Fujifilm’s aftermarket grip runs over $100. Meike makes an equivalent metal grip for a fraction of the price. The MK-XT2G is only $39.99 and weighs a scant 3.5 ounces. The thumbscrew allows easy installation, you’ll have easy battery compartment access, the entire bottom plate is compatible with Arca-style tripods, and there are also six threaded holes for other plates & accessories.
The Meike X-T1 hand grip is ten dollars cheaper than the X-T2 grip.
Shutter release button
The shutter release button on the X-T2 isn’t very prominent. Your index finger may hunt around finding it, especially if you’re shooting through the EVF. Fortunately, the shutter release is threaded, allowing for the installation of a “soft release” button.

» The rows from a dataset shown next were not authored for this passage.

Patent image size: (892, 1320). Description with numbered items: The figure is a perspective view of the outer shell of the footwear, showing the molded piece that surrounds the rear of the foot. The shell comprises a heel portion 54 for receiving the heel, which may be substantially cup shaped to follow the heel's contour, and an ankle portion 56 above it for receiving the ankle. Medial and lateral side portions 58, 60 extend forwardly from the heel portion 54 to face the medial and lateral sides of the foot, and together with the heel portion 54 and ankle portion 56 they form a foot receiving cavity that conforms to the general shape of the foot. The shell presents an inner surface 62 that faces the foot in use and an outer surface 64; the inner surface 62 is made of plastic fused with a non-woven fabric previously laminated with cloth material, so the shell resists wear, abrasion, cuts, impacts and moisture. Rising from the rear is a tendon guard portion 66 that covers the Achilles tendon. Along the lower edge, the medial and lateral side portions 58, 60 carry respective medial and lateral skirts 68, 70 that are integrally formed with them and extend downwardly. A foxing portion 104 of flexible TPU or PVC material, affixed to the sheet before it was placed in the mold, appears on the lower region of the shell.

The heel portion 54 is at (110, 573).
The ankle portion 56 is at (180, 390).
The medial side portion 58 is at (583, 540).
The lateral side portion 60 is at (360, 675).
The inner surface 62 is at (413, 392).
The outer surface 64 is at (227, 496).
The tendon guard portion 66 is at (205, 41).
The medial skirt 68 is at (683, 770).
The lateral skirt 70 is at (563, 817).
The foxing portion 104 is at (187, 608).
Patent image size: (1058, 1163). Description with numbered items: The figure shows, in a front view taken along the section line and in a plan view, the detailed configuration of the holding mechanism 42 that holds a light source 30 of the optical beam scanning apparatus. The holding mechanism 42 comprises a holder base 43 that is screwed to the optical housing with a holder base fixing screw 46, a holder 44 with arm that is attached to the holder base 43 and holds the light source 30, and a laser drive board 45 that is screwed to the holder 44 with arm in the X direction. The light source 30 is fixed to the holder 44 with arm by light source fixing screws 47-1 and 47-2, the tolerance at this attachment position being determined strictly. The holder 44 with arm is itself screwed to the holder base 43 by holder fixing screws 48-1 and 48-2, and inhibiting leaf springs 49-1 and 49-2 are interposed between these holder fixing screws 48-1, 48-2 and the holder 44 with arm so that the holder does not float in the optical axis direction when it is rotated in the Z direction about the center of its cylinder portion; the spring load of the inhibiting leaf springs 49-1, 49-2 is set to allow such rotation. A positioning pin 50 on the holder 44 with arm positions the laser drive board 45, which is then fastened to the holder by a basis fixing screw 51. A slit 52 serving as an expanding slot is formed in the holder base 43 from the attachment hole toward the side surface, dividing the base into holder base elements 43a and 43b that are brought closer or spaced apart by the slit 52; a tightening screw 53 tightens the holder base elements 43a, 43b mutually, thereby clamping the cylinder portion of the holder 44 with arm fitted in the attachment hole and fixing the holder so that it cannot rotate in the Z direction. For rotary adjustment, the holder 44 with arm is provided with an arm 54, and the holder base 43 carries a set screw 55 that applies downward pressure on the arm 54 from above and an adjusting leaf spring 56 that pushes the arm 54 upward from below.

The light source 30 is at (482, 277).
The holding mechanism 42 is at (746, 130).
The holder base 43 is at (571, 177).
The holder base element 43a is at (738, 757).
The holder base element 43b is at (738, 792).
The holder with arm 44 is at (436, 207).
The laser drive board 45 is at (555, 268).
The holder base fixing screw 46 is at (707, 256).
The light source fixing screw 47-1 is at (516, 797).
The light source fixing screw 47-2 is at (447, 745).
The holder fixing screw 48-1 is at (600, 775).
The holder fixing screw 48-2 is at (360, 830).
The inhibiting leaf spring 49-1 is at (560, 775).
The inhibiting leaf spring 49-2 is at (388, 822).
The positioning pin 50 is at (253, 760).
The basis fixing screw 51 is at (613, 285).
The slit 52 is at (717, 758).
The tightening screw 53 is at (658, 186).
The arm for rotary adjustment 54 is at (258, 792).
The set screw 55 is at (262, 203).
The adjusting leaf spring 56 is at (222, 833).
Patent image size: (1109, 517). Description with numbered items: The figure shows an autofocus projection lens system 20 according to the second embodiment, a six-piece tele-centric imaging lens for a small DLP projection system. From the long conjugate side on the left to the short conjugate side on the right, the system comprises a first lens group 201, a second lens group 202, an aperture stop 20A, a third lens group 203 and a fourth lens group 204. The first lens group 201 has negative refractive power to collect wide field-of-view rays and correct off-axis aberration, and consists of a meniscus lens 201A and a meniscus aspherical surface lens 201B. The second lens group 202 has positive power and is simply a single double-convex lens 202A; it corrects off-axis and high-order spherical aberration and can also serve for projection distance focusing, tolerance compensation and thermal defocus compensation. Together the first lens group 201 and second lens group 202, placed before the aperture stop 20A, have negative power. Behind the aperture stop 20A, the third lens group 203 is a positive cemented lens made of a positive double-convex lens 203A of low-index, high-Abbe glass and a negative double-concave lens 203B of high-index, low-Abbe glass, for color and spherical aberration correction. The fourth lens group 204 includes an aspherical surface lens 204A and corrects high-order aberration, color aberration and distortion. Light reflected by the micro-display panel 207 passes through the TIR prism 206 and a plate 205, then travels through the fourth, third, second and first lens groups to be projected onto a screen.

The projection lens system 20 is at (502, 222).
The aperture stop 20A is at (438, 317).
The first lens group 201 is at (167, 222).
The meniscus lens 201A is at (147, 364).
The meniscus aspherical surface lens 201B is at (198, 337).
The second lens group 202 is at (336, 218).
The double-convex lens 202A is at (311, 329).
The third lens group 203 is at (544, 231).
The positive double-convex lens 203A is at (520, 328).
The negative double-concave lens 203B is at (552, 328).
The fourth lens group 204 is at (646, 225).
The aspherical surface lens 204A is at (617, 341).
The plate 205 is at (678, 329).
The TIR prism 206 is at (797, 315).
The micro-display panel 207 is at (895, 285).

I use the convex VKO brass buttons – a burgundy color to give it my own personal touch, but there are nine other colors available.
These buttons aren’t just for decoration; they make the shutter button just extended enough that you won’t miss a shot for not finding the button. You can get a two-pack (convex & concave) for under $8. It’s the little things.
The shutter release on the X-T1 isn’t threaded, but Lolumina makes a stick-on button for under $12.
The stock eyecup on the X-T2 is much improved over the X-T1, but it still leaves a little to be desired. A deeper eyecup will shield the EVF from external light, assisting in focus and composition while preserving the battery. The silicone design also conforms to those wearing glasses. The EF-XTL eyecup is another essential Fujifilm X-T2 accessory for under $8. It will also work with the X-T1. You can check the photo for yourself to see if you think it’s worth it. The stock eyecup is on the bottom. It’s definitely required for the X-T1.
An LCD protector isn’t so much of an accessory to help with shooting as much as it’s an essential X-T2 accessory to protect your camera and increase resale value. Actually, it can help with shooting if your LCD screen would otherwise be scratched up and impossible to see.
Stay away from the cheap plastic films. Any sharp object will cut right through these and scratch the screen. A serious travel & adventure photographer will need a glass LCD protector for the X-T2. This small investment could save you hundreds of dollars. They’re also made of high-definition glass so you don’t lose any of the clarity of the LCD.
One of the other drawbacks of mirrorless cameras is the power consumption needed to process the light hitting the sensor and display the image in the electronic viewfinder. The single battery included with the X-T2 will not be enough for anyone except the super-casual shooter.
- Purchase extra batteries and a dual charger. More on this below. This is the best solution for travel photographers.
- Invest in a vertical battery grip. This will give you two extra batteries, a larger grip, and greater comfort with some controls while shooting vertically. These are best for portrait and studio shooters due to the bulky size.
- Carry a portable power pack like the Anker PowerCore 20100 to charge your battery(ies).
- Don’t forget other practices to extend your camera battery while on the trail.
A special note on the NP-W126 batteries: The X-T2 draws a higher current than the X-T1. This can cause the X-T1’s NP-W126 batteries to overheat when used in the X-T2. The NP-W126S batteries for the X-T2 have cooling circuitry to keep the battery from overheating and crashing the camera. Unfortunately, there are no third-party manufacturers for these batteries (yet). You’ll have to get the Fujifilm brand batteries for around $65 and a compatible dual charger like Newmowa’s $10 charger. For the X-T1, I’d recommend a Wasabi battery two-pack with dual charger for around $25. Use the X-T1 batteries with the X-T2 at your own risk. The Wasabi batteries are marketed as replacements for the NP-W126S, but this is not true.